Una mezcla peligrosa de descontentos
Inés vivía una cotidianidad que se le antojaba aburrida. Todos los días buscaba a sus tres hijos en el colegio (dos chicas de 7 y 9 años y un varón de 11). A la mañana, como había que madrugar demasiado, los enviaba en transporte escolar. Con cuarenta y tantos años (no quiere revelar su edad exacta ni ningún dato que pueda identificarla) al momento de esta historia, sentía que el carretel de la vida se tensaba y le quedaba poco tiro. Quizá haya sido eso o no. Por ahí, el motivo que ella no confiesa, haya venido sumado al hecho de que con su marido andaban medio a las patadas.
Lo cierto es que un día un “papá” de una compañera de su hijo mayor le llamó la atención. Estaban parados uno junto al otro, del mismo lado de las rejas verdes de la entrada del colegio. Sus brazos se tocaron por casualidad. Inés detectó enseguida el perfume que él llevaba puesto y sintió una corriente eléctrica. El tipo era espléndido. Tendría unos tres o cuatro años menos que ella. Nunca lo había visto antes. Conversaron dos minutos de pavadas. Se llamaba Gerardo y era el padre de Milena.
“Milena, repitió Inés, Milena…”. La tenía de cara, pero no era amiga de su hijo.
“Lo primero que pensé es que el nombre no le pegaba. Sonaba antiguo”, reconoce Inés, “Me contó que, por un tiempo, iría él a buscar a su hija porque estaba cambiando de trabajo y quería aprovechar para hacer lo que jamás había podido. Estaba divertido con esto de ir a la puerta del colegio. Lo que a mí me parecía un bodrio, para él era una aventura”.

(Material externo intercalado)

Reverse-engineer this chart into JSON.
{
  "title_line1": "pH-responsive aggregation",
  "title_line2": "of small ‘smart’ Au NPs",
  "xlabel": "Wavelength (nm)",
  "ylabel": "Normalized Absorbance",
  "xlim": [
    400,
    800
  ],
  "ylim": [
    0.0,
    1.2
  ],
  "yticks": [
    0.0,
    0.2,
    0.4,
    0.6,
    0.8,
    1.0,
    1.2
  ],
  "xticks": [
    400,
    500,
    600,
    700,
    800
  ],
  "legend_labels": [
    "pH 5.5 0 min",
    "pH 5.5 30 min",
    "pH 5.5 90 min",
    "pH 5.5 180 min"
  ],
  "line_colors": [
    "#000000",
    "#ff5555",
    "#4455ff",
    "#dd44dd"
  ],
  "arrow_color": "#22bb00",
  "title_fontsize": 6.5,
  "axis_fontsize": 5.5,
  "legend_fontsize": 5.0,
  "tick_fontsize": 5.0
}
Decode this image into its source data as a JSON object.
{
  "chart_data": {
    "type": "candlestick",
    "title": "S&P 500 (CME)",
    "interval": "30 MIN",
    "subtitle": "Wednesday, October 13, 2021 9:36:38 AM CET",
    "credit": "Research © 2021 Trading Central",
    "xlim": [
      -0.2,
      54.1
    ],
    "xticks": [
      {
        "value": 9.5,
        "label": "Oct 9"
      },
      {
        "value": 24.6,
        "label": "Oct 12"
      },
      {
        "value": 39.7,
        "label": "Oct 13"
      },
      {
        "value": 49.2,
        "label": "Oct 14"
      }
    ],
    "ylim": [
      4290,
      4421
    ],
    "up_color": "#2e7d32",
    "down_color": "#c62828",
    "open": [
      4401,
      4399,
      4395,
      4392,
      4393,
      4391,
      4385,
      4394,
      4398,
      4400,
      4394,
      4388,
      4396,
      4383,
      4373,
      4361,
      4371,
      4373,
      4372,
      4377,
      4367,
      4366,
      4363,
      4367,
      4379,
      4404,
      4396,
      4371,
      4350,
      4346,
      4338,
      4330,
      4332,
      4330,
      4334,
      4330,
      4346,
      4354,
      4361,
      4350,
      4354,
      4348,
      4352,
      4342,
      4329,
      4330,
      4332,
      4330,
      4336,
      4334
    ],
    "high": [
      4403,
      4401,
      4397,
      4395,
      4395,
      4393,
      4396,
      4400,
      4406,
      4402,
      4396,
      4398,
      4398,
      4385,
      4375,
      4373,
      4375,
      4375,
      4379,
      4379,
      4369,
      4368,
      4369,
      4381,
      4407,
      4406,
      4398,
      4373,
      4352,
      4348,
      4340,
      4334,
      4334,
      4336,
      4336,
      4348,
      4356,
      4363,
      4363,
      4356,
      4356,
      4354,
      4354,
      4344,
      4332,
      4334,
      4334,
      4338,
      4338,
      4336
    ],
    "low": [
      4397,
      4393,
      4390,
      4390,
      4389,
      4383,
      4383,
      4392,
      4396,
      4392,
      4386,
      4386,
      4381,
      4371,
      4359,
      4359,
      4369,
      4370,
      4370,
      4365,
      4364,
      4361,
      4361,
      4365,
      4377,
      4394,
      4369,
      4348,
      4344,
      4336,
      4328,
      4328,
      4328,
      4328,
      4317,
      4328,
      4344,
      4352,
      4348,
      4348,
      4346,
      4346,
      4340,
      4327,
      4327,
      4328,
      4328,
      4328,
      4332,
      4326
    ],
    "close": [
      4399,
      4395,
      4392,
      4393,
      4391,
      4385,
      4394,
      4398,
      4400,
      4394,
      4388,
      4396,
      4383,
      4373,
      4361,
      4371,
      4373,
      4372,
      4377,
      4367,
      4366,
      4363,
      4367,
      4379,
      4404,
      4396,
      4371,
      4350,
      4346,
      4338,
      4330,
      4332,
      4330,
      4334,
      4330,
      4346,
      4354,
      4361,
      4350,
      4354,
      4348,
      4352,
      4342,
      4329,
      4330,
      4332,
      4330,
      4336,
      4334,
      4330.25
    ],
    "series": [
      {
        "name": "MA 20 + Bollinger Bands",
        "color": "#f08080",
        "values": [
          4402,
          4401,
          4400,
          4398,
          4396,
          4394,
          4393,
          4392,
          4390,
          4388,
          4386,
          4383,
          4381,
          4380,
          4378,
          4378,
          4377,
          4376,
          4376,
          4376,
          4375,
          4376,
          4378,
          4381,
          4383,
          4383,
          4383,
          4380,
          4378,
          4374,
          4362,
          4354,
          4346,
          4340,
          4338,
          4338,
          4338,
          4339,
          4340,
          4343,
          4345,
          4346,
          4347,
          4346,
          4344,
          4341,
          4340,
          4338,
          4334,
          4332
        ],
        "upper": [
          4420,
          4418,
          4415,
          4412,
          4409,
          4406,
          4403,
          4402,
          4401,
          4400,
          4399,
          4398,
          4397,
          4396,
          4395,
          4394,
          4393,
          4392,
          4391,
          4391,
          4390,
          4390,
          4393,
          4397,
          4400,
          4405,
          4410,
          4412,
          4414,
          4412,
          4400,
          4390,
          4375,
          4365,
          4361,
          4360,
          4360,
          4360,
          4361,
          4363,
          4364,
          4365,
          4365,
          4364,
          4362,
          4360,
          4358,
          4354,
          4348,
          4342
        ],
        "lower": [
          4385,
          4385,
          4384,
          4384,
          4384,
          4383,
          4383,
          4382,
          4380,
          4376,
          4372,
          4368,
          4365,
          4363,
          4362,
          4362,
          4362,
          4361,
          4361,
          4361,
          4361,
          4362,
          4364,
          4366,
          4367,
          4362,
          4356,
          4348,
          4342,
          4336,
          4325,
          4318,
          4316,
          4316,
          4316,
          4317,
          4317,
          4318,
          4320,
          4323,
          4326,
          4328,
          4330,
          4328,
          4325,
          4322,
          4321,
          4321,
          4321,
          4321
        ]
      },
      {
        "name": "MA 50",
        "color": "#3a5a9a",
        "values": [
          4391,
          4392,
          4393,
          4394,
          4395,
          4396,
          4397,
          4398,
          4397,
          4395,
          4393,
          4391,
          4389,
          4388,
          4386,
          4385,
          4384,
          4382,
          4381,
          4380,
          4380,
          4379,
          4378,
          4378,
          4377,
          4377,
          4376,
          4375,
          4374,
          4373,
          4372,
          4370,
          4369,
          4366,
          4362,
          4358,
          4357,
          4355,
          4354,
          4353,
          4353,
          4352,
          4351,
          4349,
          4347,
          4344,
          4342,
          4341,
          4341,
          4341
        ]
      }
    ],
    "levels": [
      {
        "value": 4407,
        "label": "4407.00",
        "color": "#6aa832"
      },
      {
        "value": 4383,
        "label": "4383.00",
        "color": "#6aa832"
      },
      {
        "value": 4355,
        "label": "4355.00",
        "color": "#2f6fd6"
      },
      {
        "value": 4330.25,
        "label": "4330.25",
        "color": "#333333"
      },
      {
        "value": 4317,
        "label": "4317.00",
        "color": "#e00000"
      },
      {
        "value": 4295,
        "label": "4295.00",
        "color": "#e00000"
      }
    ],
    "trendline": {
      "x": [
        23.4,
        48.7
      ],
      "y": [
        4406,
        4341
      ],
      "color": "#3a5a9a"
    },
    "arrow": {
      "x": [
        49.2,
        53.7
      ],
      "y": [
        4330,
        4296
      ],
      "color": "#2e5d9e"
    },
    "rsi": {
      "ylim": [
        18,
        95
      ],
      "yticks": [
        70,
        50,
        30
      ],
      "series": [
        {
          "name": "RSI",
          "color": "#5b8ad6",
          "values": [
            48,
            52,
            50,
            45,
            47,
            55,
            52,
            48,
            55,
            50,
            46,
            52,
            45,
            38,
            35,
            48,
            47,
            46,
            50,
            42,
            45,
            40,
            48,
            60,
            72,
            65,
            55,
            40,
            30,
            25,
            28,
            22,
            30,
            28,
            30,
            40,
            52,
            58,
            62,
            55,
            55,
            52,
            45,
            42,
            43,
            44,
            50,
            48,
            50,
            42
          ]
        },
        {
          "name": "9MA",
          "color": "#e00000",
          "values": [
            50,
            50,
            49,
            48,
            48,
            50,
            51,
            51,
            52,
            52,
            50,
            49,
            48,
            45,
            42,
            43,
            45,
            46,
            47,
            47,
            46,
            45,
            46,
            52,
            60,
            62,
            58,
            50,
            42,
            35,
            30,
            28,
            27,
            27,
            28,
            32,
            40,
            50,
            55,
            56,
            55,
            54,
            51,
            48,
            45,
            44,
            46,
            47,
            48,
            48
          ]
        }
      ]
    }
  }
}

A partir de ese día, las tardes para Inés se volvieron entretenidas. La idea de encontrárselo la motivaba.
Se descubrió nerviosa, cambiando de look y maquillándose más que antes. Base para tapar manchas, delineado en los ojos, se hizo un tratamiento para mejorar sus cejas y se alisó el pelo. Todo eso en pocas semanas. Estaba radiante. Ella siempre había sido coqueta, pero ahora se abrazaba a los artilugios de la belleza para adquirir seguridad. Ese hombre menor que ella le había encendido el horizonte. Por lo menos se levantaba entusiasmada.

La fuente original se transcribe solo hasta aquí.